Highest rates found in South

WASHINGTON -- The ever-growing waistlines of Americans expanded a little bit more in 2005 as 31 states registered an increase in obesity among adults.

The findings led some healthcare specialists yesterday to dispute the notion that obesity is simply a personal choice. They say that finding ways to improve fitness needs more attention from the government, employers, and the food and beverage industry.

The organization that tracked obesity on a state-by-state basis, Trust for America's Health, said better information and access are the keys to improving health.

``If we're urging people to walk more, and their streets are not safe, that's an unrealistic expectation," said Jeff Levi, the group's executive director. ``If we're urging people to eat more fresh fruits and vegetables, and they don't have access to a supermarket or the cost is beyond their capacity, then we're not asking them to take responsibility for something they have control over."

Levi's organization found that nine of the 10 states with the highest obesity rates are in the South.
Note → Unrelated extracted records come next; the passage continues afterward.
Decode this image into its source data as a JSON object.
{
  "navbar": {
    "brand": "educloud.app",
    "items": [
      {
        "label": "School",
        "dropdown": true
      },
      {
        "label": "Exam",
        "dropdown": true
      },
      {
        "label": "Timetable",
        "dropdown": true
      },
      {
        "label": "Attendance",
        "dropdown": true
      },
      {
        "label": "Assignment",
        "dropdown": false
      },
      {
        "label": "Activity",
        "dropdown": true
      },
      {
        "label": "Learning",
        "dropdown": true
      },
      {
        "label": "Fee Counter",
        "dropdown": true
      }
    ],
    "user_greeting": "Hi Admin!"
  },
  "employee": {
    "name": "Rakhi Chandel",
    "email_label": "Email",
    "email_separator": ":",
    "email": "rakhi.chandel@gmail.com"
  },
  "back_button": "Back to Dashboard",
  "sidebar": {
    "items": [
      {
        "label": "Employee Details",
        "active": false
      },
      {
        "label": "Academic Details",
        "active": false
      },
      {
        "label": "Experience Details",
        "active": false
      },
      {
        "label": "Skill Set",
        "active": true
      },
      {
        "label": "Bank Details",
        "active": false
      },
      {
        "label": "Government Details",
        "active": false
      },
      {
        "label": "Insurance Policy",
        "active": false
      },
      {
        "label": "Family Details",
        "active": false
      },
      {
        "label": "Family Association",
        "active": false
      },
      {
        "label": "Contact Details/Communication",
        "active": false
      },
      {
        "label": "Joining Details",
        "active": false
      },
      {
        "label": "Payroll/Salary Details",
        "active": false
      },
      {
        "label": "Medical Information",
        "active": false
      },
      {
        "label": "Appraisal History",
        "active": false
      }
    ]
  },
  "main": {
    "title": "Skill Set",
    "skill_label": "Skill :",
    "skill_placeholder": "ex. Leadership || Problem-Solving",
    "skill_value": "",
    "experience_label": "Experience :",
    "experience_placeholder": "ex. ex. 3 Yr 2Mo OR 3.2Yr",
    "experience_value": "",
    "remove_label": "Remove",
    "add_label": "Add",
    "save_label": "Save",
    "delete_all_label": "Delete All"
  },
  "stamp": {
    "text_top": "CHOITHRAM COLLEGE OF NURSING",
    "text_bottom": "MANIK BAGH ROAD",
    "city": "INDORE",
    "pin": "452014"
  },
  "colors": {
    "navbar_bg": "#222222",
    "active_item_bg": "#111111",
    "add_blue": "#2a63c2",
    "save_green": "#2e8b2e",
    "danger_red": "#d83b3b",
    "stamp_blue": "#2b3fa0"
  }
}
Mississippi is at the top, with an estimated 29.5 percent of adults who are considered obese. It's followed by Alabama and West Virginia.

Meanwhile, Colorado remains the leanest state. About 16.9 percent of its adults are considered obese. Hawaii, Massachusetts, Rhode Island, Vermont, Connecticut, and Montana recorded adult obesity rates of less than 20 percent.

The only state that experienced a decrease in the percentage of obese adults last year was Nevada.

``Obesity now exceeds 25 percent in 13 states, which should sound some serious alarm bells," Levi said.

States have different challenges to contend with, said Dr. Janet Collins of the Centers for Disease Control and Prevention.

``Populations are not equal in terms of experiencing these health problems," Collins said. ``Low-income populations tend to experience all the health problems we worry about at greater rates."

The group's estimate of obesity rates is based on a three-year average, 2003 to 2005.

The data comes from an annual random sampling of adults via the telephone.